The benchmark Brent crude fell 2.2% on Monday to $51.08 a barrel on London’s ICE Futures exchange as oil prices slid to new lows amid “bearish” supply and demand data are causing oil prices to slide to fresh lows.
Demand from China — the world’s second-biggest oil consumer — may be slowing as the country reported Monday that manufacturing activity fell to a two-year low. On the other side of the ledger, the supply glut is continuing with a rise in U.S. oil drilling rigs, as well as expanded production worldwide.
“The prospects of a second half-year price rebound have evaporated and there is a clear and present danger of prices revisiting the previous lows of the year,” David Hufton of oil brokerage PVM told The Wall Street Journal.

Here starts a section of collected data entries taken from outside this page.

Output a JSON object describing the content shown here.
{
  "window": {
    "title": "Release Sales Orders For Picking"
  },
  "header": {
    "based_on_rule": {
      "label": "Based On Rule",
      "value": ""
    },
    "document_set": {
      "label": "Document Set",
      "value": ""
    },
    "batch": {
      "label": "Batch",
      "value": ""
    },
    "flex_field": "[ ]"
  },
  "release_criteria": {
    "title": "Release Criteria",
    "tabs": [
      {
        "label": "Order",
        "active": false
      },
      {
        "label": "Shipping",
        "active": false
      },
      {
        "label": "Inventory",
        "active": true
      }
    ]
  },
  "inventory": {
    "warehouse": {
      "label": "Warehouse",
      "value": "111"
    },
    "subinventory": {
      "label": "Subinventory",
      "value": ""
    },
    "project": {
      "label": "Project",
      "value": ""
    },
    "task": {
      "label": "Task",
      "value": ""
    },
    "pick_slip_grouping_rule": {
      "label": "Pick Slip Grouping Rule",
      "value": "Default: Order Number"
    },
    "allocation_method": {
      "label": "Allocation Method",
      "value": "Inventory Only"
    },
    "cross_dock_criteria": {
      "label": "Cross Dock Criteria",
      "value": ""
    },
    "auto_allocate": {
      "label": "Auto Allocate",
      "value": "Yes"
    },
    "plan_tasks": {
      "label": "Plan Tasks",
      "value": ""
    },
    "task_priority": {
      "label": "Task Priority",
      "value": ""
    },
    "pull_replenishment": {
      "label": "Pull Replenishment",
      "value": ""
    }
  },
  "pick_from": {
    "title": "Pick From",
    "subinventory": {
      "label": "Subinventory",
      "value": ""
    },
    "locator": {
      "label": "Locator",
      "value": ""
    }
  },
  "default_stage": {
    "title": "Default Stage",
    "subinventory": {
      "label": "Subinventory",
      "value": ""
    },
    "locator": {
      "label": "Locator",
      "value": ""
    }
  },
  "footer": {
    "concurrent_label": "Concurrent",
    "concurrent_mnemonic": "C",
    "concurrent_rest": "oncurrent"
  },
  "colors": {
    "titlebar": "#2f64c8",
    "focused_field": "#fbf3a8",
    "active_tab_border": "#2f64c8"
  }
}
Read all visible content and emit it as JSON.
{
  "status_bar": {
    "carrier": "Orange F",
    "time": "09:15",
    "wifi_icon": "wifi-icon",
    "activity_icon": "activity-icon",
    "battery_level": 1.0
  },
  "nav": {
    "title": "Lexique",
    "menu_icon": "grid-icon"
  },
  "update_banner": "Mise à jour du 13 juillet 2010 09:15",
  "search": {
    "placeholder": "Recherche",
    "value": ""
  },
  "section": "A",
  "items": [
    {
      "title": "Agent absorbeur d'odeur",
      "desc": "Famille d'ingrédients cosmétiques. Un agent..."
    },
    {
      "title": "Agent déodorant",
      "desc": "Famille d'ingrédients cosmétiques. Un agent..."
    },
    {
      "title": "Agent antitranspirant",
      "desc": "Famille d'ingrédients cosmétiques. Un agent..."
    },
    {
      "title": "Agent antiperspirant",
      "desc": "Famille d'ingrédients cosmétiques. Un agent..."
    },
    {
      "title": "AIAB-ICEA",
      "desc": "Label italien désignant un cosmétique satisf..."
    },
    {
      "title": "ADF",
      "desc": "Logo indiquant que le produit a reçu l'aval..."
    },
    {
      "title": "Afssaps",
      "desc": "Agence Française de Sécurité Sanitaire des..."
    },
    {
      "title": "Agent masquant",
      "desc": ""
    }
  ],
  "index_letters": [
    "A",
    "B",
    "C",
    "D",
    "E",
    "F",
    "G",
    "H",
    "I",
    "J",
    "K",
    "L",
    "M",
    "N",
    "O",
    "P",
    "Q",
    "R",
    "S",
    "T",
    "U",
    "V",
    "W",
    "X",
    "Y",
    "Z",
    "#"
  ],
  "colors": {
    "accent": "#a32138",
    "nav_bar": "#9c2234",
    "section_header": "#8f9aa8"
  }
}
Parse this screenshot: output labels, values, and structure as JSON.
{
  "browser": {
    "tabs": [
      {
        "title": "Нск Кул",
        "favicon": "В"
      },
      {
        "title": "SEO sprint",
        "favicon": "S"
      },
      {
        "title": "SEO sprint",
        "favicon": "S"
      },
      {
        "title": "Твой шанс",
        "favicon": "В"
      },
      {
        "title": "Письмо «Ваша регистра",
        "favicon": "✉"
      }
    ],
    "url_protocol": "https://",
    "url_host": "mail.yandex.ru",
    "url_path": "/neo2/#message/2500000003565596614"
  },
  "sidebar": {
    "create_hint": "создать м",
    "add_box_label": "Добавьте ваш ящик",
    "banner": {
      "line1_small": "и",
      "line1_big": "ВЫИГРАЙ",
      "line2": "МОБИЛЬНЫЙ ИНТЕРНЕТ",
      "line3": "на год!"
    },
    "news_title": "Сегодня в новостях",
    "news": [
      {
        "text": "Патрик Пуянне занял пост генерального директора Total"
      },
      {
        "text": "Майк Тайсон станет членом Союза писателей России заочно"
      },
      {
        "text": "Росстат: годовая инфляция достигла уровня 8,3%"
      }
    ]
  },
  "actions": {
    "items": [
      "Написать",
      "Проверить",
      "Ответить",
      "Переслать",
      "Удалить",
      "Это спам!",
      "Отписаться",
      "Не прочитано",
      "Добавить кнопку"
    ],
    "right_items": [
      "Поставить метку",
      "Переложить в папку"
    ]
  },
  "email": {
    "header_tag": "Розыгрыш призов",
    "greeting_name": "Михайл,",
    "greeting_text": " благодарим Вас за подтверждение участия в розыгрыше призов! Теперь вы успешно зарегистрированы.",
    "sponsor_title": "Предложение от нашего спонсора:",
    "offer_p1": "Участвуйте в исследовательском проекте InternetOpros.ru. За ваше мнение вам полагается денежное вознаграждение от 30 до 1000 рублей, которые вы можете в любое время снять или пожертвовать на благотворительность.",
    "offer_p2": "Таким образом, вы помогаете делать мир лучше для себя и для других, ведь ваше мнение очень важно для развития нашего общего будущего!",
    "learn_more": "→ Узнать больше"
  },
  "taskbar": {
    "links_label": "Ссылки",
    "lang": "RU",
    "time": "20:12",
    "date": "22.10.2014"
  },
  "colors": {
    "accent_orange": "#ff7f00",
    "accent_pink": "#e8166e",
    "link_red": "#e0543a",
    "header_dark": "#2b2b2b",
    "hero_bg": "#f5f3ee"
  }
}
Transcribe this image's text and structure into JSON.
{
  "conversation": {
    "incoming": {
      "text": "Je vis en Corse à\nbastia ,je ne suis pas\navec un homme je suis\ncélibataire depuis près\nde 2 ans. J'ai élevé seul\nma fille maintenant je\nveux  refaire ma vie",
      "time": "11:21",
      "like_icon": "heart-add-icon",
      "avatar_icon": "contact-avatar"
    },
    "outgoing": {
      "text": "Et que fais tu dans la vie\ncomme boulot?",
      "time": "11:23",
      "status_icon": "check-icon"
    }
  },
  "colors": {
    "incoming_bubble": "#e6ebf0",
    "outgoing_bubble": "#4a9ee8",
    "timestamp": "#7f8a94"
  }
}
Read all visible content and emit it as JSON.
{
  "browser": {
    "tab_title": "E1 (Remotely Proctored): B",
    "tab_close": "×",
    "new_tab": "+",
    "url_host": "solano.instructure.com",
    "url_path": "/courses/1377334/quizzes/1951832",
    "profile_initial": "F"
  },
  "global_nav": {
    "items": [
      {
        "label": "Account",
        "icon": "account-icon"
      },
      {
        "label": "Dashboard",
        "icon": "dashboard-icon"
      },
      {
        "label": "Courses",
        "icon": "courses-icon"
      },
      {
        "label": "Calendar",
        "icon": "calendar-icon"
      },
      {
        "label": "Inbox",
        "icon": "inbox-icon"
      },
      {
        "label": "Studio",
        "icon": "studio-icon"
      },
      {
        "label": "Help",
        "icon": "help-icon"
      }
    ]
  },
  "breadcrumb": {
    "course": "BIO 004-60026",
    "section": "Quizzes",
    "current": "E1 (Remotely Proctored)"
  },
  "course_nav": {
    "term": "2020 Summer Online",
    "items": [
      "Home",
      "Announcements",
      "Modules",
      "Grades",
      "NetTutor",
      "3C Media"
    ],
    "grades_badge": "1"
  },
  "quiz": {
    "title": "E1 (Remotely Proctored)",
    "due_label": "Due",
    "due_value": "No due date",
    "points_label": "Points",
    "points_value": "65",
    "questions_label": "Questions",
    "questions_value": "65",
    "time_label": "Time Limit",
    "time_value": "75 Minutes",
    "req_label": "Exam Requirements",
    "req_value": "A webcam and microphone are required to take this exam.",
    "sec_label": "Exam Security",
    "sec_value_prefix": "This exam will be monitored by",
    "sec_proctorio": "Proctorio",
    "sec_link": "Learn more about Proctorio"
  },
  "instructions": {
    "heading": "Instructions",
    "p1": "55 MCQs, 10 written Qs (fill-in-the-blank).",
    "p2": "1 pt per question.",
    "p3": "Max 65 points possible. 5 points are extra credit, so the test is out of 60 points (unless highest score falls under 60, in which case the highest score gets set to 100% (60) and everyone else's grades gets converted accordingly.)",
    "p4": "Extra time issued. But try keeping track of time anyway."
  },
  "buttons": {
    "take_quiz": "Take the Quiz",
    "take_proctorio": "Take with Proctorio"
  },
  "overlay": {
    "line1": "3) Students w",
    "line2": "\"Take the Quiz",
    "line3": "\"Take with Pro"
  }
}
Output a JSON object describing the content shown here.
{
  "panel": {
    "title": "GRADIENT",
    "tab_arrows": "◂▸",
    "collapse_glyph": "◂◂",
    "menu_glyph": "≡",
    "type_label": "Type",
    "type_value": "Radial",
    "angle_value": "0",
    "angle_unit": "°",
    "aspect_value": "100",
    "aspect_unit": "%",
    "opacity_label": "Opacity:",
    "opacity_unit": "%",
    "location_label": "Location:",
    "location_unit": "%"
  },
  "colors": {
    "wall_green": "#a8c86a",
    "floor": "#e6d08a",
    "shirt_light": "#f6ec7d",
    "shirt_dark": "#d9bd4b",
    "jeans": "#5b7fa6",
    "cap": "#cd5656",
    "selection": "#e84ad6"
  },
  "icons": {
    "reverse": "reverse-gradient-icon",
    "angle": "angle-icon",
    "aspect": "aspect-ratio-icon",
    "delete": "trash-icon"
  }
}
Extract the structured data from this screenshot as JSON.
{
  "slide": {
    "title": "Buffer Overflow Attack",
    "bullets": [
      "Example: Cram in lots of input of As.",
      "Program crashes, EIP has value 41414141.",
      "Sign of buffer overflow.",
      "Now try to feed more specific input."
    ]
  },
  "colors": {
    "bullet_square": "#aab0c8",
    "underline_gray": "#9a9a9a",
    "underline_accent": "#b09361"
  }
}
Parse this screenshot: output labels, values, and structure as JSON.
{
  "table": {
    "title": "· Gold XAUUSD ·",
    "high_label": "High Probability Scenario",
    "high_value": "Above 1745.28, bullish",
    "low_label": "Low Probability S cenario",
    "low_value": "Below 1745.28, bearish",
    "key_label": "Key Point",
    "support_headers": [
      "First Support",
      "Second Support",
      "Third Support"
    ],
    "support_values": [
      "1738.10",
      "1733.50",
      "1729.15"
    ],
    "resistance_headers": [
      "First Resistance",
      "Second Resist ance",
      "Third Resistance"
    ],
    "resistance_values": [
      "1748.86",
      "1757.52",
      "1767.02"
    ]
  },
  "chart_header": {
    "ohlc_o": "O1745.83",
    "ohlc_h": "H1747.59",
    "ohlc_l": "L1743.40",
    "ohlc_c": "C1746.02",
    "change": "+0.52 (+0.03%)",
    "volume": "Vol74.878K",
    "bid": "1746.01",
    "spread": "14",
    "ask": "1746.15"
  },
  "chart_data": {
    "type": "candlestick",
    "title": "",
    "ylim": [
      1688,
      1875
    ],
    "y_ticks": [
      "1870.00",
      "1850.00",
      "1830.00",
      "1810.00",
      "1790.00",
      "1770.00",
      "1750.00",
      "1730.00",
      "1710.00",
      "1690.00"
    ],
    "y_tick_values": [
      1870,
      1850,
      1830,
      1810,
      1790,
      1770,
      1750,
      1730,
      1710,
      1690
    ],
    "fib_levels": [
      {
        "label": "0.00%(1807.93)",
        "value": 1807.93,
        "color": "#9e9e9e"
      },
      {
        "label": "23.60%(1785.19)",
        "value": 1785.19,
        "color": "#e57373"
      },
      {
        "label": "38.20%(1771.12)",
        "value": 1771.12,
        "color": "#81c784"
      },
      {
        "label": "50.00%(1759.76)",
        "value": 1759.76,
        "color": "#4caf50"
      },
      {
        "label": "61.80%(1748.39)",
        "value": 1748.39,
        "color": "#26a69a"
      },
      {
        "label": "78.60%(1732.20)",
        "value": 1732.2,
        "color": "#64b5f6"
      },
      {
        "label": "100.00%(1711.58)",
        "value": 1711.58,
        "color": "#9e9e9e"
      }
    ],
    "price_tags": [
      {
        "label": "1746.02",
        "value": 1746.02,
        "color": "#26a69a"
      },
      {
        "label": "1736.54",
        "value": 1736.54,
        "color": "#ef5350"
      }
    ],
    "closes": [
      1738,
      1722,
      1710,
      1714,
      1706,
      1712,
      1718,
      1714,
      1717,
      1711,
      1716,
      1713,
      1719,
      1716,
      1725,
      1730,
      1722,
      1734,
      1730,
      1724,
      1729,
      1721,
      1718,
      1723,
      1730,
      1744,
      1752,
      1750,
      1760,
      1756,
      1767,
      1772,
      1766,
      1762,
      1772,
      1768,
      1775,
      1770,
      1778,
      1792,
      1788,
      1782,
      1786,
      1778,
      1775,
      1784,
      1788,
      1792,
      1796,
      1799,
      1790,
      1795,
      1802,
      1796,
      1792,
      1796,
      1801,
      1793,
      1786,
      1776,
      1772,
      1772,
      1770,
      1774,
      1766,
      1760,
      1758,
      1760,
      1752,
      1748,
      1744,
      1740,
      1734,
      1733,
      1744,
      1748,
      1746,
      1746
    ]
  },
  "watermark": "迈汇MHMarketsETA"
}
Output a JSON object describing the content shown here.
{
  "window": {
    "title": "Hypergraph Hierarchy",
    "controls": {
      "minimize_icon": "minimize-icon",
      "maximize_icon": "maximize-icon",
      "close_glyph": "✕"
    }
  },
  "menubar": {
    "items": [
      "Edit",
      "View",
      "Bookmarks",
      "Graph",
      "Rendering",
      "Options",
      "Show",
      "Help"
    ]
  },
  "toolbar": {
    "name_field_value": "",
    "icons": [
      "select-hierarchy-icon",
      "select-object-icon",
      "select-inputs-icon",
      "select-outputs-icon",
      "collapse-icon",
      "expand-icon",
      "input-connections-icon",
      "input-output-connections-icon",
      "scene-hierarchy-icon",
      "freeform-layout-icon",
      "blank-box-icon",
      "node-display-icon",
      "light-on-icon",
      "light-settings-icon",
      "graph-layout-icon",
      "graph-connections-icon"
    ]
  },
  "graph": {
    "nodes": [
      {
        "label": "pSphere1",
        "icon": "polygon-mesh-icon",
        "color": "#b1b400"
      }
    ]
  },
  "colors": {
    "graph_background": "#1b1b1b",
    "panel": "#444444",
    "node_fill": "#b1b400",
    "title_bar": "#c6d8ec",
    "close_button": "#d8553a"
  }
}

With Monday’s drop, Brent crude is trading near its lowest level since January. On the New York Mercantile Exchange, West Texas Intermediate futures were trading near levels not seen since March, down 1.6% at $46.38 a barrel.
In China, the Caixin manufacturing purchasing managers index fell to 47.8 in July, from 49.4 in June, its lowest level since 2013. A level under 50 indicates a contraction in activity.
“July has been an awful month for commodities and we leave it behind with much more concern about the condition of the Chinese economy,” Hufton said.
Oil entered a bear market last month with WTI shedding 21% of its value and Brent losing 18%. Meanwhile, the oil rig count rose by five rigs to 664, according to the oilfield services firm Baker Hughes.
The data suggest U.S. producers “are coming to the point where they start considering growth, at least at the margin,” Deutsche Bank analysts wrote in a research note.
The supply glut is worldwide, as suppliers fight fiercely for market share. Output grew by one million barrels a day in 2014 and 101 companies that Barclays tracks plan to accelerate growth to 1.4 million barrels a day this year and maintain that level into 2016.